Sexta-feira, 19 de julho de 2019

ISSN 1983-392X

Brasil e China

Brasil precisa agregar mais valor às exportações

quinta-feira, 13 de maio de 2004




Quadro de exportações


E
m 1980, a China exportou US$ 18 bilhões, US$ 2 bilhões a menos que o Brasil, mas as vendas chinesas para o exterior cresceram a uma média de quase 15% ao ano, até somarem US$ 438,4 bilhões em 2003 - quando as exportações brasileiras bateram US$ 73,084 bilhões. As importações por parte dos chineses também cresceram em um ritmo cavalar, de US$ 20 bilhões para US$ 412,8 bilhões nesse mesmo período.

De 1995 a 2000, as exportações do Brasil para a China foram em média de US$ 1 bilhão por ano, mas ganharam impulso e atingiram US$ 4,53 bilhões em 2003. O comércio bilateral cresceu de US$ 3,23 bilhões em 2001 para US$ 6,68 bilhões no ano passado, com um superávit de US$ 2,38 bilhões para o Brasil. No entanto, nessa relação comercial o Brasil é forte no fornecimento de commodities, que têm preço menor que os produtos acabados. O desafio é agregar valor às exportações e aumentar a participação de manufaturados, exatamente no que os chineses são fortes nas vendas para o Brasil.

De todo o valor que a China importa, apenas 1,1% vem do Brasil, sendo grãos de soja, minérios e produtos siderúrgicos os principais itens. No entanto, de acordo com o secretário de Comércio Exterior do Ministério do Desenvolvimento, Indústria e Comércio Exterior, Ivan Ramalho, “no médio prazo, em um ou dois anos, os manufaturados devem superar 30% das exportações para a China. O Brasil é hoje muito competitivo no manufatura”.

O secretário também ressalta os esforços feitos nos setores de aviação, autopeças e motores. Do ano passado pra cá, as exportações de motores para os chineses pularam de US$ 1 milhão para US$ 16,9 milhões.

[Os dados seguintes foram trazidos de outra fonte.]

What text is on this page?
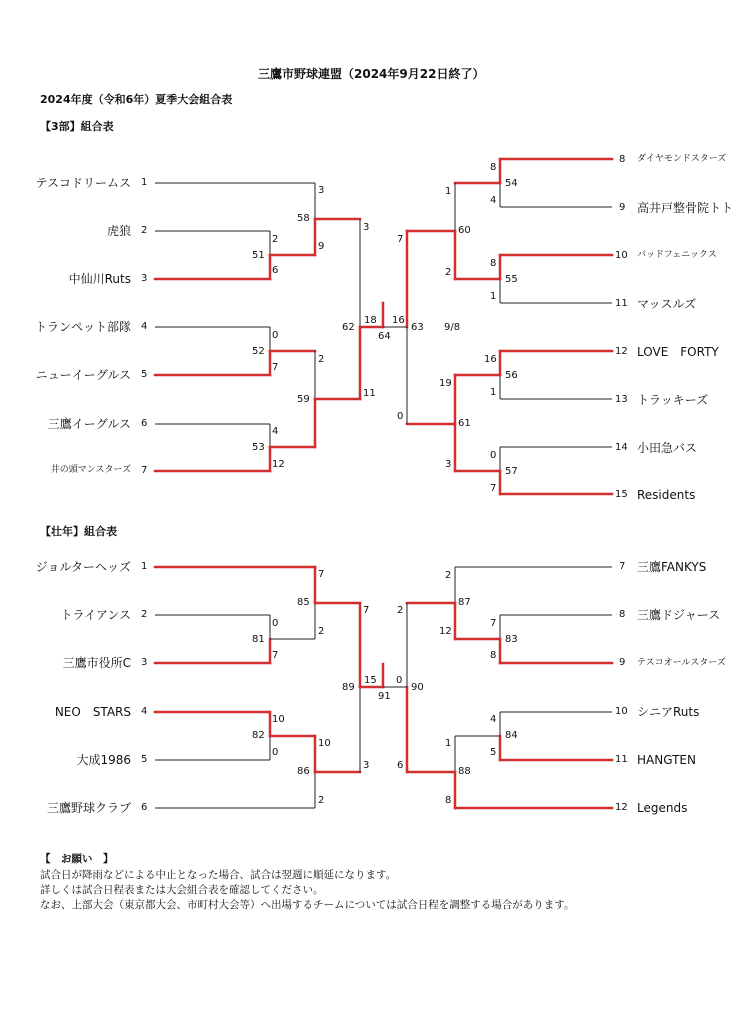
三鷹市野球連盟（2024年9月22日終了）
2024年度（令和6年）夏季大会組合表
【3部】組合表
テスコドリームス 1
虎狼 2
中仙川Ruts 3
トランペット部隊 4
ニューイーグルス 5
三鷹イーグルス 6
井の頭マンスターズ 7
8 ダイヤモンドスターズ
9 高井戸整骨院トト
10 バッドフェニックス
11 マッスルズ
12 LOVE　FORTY
13 トラッキーズ
14 小田急バス
15 Residents
51
52
53
58
59
62
64
54
55
56
57
60
61
63 9/8
3
2
6
9
0
7
2
4
12
11
3
18 16
8
4
8
1
16
1
0
7
7
2
19
0
1
3
【壮年】組合表
ジョルターヘッズ 1
トライアンス 2
三鷹市役所C 3
NEO　STARS 4
大成1986 5
三鷹野球クラブ 6
7 三鷹FANKYS
8 三鷹ドジャース
9 テスコオールスターズ
10 シニアRuts
11 HANGTEN
12 Legends
81
82
85
86
89
91
83
84
87
88
90
7
0
7
2
10
0
10
3
2
7
15 0
2
7
8
4
5
12
1
6
8
2
【　お願い　】
試合日が降雨などによる中止となった場合、試合は翌週に順延になります。
詳しくは試合日程表または大会組合表を確認してください。
なお、上部大会（東京都大会、市町村大会等）へ出場するチームについては試合日程を調整する場合があります。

Segundo um levantamento preliminar do Ministério do Desenvolvimento, Indústria e Comércio Exterior, o Brasil pode aumentar o valor das exportações dos produtos que já estão em pauta. Mas, sobretudo, pode duplicar o número de itens de exportação de 777 para cerca de 1.600. Na fila de espera estão setores como brinquedos e artigos esportivos, produtos ainda não exportados ao país asiático.

Outro setor a ser explorado é o tecnológico. A China comprou de outros países US$ 83,137 bilhões em aparelhos e instrumentos elétricos e eletrônicos em 2003, enquanto o Brasil exportou para o mundo US$ 3,124 bilhões nesse segmento, destinando apenas US$ 60 milhões aos chineses.

E assim como os eletrônicos, o Brasil exportou US$ 881 milhões em cortes de frango congelado em 2002, dos quais apenas US$ 5 milhões para a China. No entanto, a importação que a China fez desses produtos somou US$ 379 milhões.